Il y a encore deux ans, Black Moth Super Rainbow n’était qu’une troupe d’allumés de Pittsburgh qui marinait sa popote psychédélique dans son coin, à destination de sa petite base de fans hardcore. Leur troisième album, le bordélique et acidulé Dandelion Gum, les avait certes sortis de l’anonymat, mais une étape supérieure devait être franchie. Et, comme pour beaucoup de groupes au son très lo-fi désireux d’accéder à un plus large auditoire sans complètement vendre leurs fesses, la solution s’appelait : Dave Fridmann. Après leur avoir offert la possibilité d’ouvrir pour les Flaming Lips, avec lesquels les BMSR partagent pas mal de conceptions soniques, l’omniprésent producteur a accepté de travailler sur le quatrième album des néo-hippies pennsylvaniens, Eating Us. Ce qui, au sortir d’une année MGMT, est plus qu’une chance : une bénédiction.

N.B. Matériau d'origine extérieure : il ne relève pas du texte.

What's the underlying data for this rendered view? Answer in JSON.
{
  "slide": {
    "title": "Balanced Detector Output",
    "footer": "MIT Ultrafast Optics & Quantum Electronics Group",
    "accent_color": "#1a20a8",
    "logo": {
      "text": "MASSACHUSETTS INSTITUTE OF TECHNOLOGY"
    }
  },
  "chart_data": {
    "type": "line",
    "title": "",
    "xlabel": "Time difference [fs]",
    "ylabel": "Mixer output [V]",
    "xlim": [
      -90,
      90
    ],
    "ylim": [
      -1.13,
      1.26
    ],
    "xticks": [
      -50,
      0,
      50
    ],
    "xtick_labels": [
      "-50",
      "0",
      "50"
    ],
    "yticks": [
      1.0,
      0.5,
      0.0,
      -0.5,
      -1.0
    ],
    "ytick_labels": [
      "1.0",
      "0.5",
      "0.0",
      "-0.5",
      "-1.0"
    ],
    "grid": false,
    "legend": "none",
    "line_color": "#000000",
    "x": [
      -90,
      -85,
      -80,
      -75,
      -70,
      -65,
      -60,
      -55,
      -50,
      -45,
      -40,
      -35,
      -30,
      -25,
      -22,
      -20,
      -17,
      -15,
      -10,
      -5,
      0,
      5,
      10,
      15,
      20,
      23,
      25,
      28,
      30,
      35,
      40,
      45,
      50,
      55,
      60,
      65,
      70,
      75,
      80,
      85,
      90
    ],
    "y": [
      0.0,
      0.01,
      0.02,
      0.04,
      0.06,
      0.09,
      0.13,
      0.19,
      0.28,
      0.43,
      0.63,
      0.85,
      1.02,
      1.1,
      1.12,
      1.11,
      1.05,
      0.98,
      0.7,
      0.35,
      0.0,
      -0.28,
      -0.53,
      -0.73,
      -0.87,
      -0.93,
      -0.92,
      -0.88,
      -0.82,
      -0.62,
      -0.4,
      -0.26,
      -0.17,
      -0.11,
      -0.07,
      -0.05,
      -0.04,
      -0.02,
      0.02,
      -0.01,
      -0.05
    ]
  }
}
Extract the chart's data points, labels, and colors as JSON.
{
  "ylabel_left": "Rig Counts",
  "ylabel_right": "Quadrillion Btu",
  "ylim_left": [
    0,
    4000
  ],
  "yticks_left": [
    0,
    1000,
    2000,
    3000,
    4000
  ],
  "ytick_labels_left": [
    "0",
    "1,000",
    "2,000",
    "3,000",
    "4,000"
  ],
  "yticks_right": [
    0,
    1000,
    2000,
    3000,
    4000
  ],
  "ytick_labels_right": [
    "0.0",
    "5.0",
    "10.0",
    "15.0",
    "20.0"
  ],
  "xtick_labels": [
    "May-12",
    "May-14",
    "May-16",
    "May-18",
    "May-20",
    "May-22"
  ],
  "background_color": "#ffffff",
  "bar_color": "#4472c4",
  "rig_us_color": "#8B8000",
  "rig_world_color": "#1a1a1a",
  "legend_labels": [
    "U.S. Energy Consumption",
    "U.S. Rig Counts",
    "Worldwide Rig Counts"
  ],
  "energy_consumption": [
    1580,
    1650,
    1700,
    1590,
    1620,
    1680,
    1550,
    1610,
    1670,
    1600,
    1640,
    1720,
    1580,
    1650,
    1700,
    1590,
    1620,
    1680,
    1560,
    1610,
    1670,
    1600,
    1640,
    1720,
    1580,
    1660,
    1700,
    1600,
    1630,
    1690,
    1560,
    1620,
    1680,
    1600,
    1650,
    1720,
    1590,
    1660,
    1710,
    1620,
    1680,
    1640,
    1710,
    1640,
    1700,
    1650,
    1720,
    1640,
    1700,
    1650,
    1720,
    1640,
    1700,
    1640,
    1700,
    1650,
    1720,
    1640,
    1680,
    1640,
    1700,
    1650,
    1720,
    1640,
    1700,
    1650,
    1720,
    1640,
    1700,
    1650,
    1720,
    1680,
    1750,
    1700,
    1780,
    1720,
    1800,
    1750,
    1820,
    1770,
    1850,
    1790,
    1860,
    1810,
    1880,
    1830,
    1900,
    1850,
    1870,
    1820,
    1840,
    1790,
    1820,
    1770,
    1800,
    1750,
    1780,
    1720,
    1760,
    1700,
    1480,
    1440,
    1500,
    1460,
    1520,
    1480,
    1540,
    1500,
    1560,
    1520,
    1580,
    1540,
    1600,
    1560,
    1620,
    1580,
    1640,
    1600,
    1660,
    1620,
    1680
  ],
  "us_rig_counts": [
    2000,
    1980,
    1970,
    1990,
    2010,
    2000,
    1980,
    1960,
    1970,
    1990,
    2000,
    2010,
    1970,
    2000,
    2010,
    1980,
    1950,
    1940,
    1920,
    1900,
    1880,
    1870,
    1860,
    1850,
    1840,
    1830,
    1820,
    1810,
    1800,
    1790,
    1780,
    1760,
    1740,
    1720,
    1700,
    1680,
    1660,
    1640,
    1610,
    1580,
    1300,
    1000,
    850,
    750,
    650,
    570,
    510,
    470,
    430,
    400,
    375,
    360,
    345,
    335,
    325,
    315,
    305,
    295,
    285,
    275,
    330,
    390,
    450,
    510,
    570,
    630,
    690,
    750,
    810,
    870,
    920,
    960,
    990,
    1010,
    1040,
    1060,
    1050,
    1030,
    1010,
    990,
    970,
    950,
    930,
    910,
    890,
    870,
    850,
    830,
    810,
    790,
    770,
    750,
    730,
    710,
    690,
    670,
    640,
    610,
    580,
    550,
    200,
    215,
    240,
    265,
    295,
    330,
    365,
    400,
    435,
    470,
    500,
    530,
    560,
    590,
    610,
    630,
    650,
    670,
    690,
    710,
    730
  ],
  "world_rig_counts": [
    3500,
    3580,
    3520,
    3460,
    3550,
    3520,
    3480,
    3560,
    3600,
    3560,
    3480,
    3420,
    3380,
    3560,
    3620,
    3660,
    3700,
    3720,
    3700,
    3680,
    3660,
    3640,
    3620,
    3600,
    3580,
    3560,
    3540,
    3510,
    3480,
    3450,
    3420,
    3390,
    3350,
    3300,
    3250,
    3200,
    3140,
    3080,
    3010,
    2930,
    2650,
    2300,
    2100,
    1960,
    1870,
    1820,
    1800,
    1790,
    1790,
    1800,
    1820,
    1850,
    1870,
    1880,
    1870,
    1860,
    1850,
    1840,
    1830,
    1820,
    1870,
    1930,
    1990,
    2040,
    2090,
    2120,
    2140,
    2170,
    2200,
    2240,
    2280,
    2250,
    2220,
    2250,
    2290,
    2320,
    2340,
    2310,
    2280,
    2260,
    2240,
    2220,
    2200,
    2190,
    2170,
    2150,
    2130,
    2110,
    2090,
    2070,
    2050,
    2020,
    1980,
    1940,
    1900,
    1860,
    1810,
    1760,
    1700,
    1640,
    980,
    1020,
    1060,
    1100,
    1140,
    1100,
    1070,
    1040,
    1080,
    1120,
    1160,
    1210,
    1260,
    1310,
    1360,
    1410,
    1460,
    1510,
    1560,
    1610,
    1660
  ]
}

Comme souvent, Fridmann a accentué tout ce qui faisait déjà l’identité du groupe. Les envolées de Mellotron et de synthés vintage sont encore plus organiques ; le chant vocodé de Tobacco est plus éthéré que jamais (cf. “Fields are breathing”). L’écoute d’Eating Us procure des sensations assez similaires à celle de Dandelion Gum et des albums antérieurs : en gros, une béatitude champêtre et lysergique, comme si l’on ramassait des champignons dans une forêt humide où quelques rayons d’un soleil généreux percent par endroits les feuillages. Egalement intacte, cette impression d’entendre un mix entre les Flaming Lips et l’électronica des années 1990. Ce qui s’avère toujours aussi plaisant.

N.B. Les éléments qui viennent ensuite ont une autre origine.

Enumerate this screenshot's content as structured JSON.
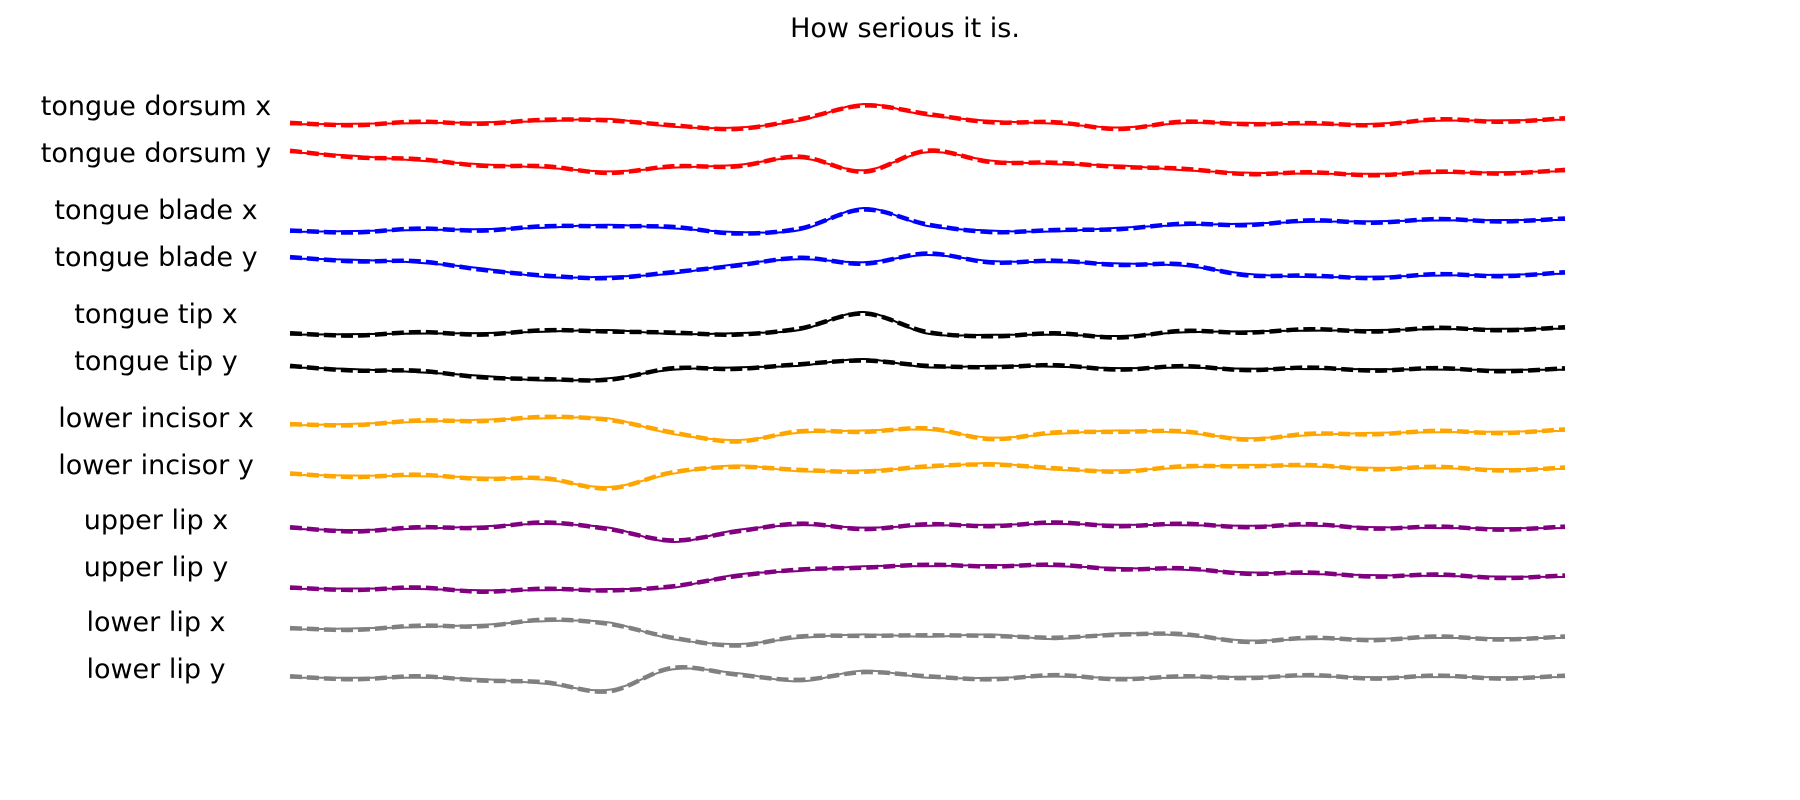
{
  "chart_data": {
    "type": "line",
    "title": "How serious it is.",
    "grid": false,
    "axes_visible": false,
    "line_styles": {
      "solid": "reference",
      "dashed": "estimate"
    },
    "x": [
      0.0,
      0.05,
      0.1,
      0.15,
      0.2,
      0.25,
      0.3,
      0.35,
      0.4,
      0.45,
      0.5,
      0.55,
      0.6,
      0.65,
      0.7,
      0.75,
      0.8,
      0.85,
      0.9,
      0.95,
      1.0
    ],
    "series": [
      {
        "name": "tongue dorsum x",
        "color": "#ff0000",
        "values": [
          0.15,
          0.18,
          0.2,
          0.24,
          0.28,
          0.38,
          0.05,
          0.02,
          0.3,
          1.0,
          0.52,
          0.3,
          0.18,
          0.02,
          0.2,
          0.22,
          0.14,
          0.18,
          0.3,
          0.32,
          0.34
        ]
      },
      {
        "name": "tongue dorsum y",
        "color": "#ff0000",
        "values": [
          0.95,
          0.8,
          0.6,
          0.45,
          0.3,
          0.15,
          0.3,
          0.42,
          0.7,
          0.2,
          0.95,
          0.6,
          0.45,
          0.4,
          0.2,
          0.1,
          0.05,
          0.05,
          0.08,
          0.12,
          0.15
        ]
      },
      {
        "name": "tongue blade x",
        "color": "#0000ff",
        "values": [
          0.0,
          0.04,
          0.08,
          0.12,
          0.18,
          0.3,
          0.15,
          0.0,
          0.08,
          1.0,
          0.25,
          0.06,
          0.02,
          0.18,
          0.28,
          0.35,
          0.42,
          0.45,
          0.48,
          0.5,
          0.5
        ]
      },
      {
        "name": "tongue blade y",
        "color": "#0000ff",
        "values": [
          0.85,
          0.8,
          0.68,
          0.45,
          0.08,
          0.1,
          0.22,
          0.62,
          0.82,
          0.7,
          1.0,
          0.75,
          0.7,
          0.65,
          0.55,
          0.22,
          0.08,
          0.1,
          0.14,
          0.18,
          0.22
        ]
      },
      {
        "name": "tongue tip x",
        "color": "#000000",
        "values": [
          0.05,
          0.08,
          0.1,
          0.12,
          0.18,
          0.25,
          0.08,
          0.12,
          0.25,
          1.0,
          0.1,
          0.05,
          0.05,
          0.0,
          0.15,
          0.2,
          0.22,
          0.25,
          0.28,
          0.3,
          0.3
        ]
      },
      {
        "name": "tongue tip y",
        "color": "#000000",
        "values": [
          0.65,
          0.58,
          0.45,
          0.3,
          0.1,
          0.2,
          0.55,
          0.65,
          0.72,
          1.0,
          0.65,
          0.72,
          0.68,
          0.62,
          0.64,
          0.6,
          0.58,
          0.58,
          0.56,
          0.55,
          0.55
        ]
      },
      {
        "name": "lower incisor x",
        "color": "#ffa500",
        "values": [
          0.6,
          0.68,
          0.75,
          0.85,
          0.9,
          0.9,
          0.25,
          0.0,
          0.3,
          0.4,
          0.42,
          0.1,
          0.25,
          0.4,
          0.3,
          0.08,
          0.2,
          0.3,
          0.32,
          0.35,
          0.38
        ]
      },
      {
        "name": "lower incisor y",
        "color": "#ffa500",
        "values": [
          0.5,
          0.48,
          0.45,
          0.4,
          0.3,
          0.0,
          0.55,
          0.9,
          0.65,
          0.7,
          0.8,
          1.0,
          0.72,
          0.7,
          0.8,
          0.92,
          0.85,
          0.8,
          0.78,
          0.75,
          0.75
        ]
      },
      {
        "name": "upper lip x",
        "color": "#800080",
        "values": [
          0.55,
          0.5,
          0.55,
          0.65,
          0.75,
          0.6,
          0.0,
          0.5,
          0.7,
          0.6,
          0.68,
          0.72,
          0.75,
          0.72,
          0.7,
          0.68,
          0.68,
          0.62,
          0.58,
          0.58,
          0.58
        ]
      },
      {
        "name": "upper lip y",
        "color": "#800080",
        "values": [
          0.0,
          0.02,
          0.0,
          -0.05,
          -0.05,
          0.0,
          0.05,
          0.6,
          0.75,
          0.95,
          0.95,
          1.0,
          0.95,
          0.88,
          0.8,
          0.7,
          0.62,
          0.58,
          0.54,
          0.52,
          0.5
        ]
      },
      {
        "name": "lower lip x",
        "color": "#808080",
        "values": [
          0.6,
          0.65,
          0.7,
          0.8,
          0.95,
          0.9,
          0.2,
          0.0,
          0.25,
          0.4,
          0.3,
          0.4,
          0.2,
          0.45,
          0.35,
          0.15,
          0.2,
          0.22,
          0.25,
          0.25,
          0.25
        ]
      },
      {
        "name": "lower lip y",
        "color": "#808080",
        "values": [
          0.55,
          0.55,
          0.55,
          0.5,
          0.3,
          0.05,
          0.9,
          0.75,
          0.4,
          0.85,
          0.55,
          0.55,
          0.6,
          0.55,
          0.55,
          0.6,
          0.6,
          0.58,
          0.58,
          0.58,
          0.58
        ]
      }
    ]
  }
}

Fridmann a bien compris que la musique de “Papillon de Nuit Noir Super Arc-en-ciel” tenait plus de la profusion dionysiaque que de l’épure pop, qui n’est de toute façon pas sa spécialité. Il a donc contribué à enrichir la palette du groupe pour accentuer la variété de ses morceaux et ainsi construire un véritable album, moins stationnaire que ses prédécesseurs. Le banjo d’”American Face Dust”, les guitares acoustiques (par exemple sur la très pastorale “Smile the Day After Today”) ou celles, ultra-saturées façon “décollage d’A380” de la fin d’”Iron Lemonade” : tout cela participe d’un sentiment d’expansion, d’ouverture et de foisonnement. Le côté “film pour adultes”, déjà évident sur leur dernier maxi, est aussi renforcé par un usage récurrent des cordes et de voix féminines empreintes de candeur perverse (“Bubblegum Animals”).L’enregistrement de cet opus marque les premiers pas du groupe dans un vrai studio (celui de Fridmann, dans l’état de New-York), ce qui implique donc un son moins lo-fi. L’esthétique DIY en prend un coup, et les amateurs de longue date pourront considérer cela comme une traîtrise, mais BMSR n’est pas devenu lisse pour autant. “Dark Bubbles”, “Tooth Decay” ou le très efficace single “Born on a day the sun didn’t rise” ne sont pas moins vitaminés que les hymnes de Dandelion Gum, avec leurs basses funky et leurs rythmiques à cheval entre hip-hop et rock indé. Pourtant les morceaux les plus fédérateurs sont certainement les plus posés, à l’image du resplendissant “Gold Splatter”, avec ses paroles naïves et héliotropiques (“Beautiful sun / You’re my only friend”...), ou du non moins scintillant “Twin Of Myself”, très proche de ce que faisait Air à l’époque de Moon Safari.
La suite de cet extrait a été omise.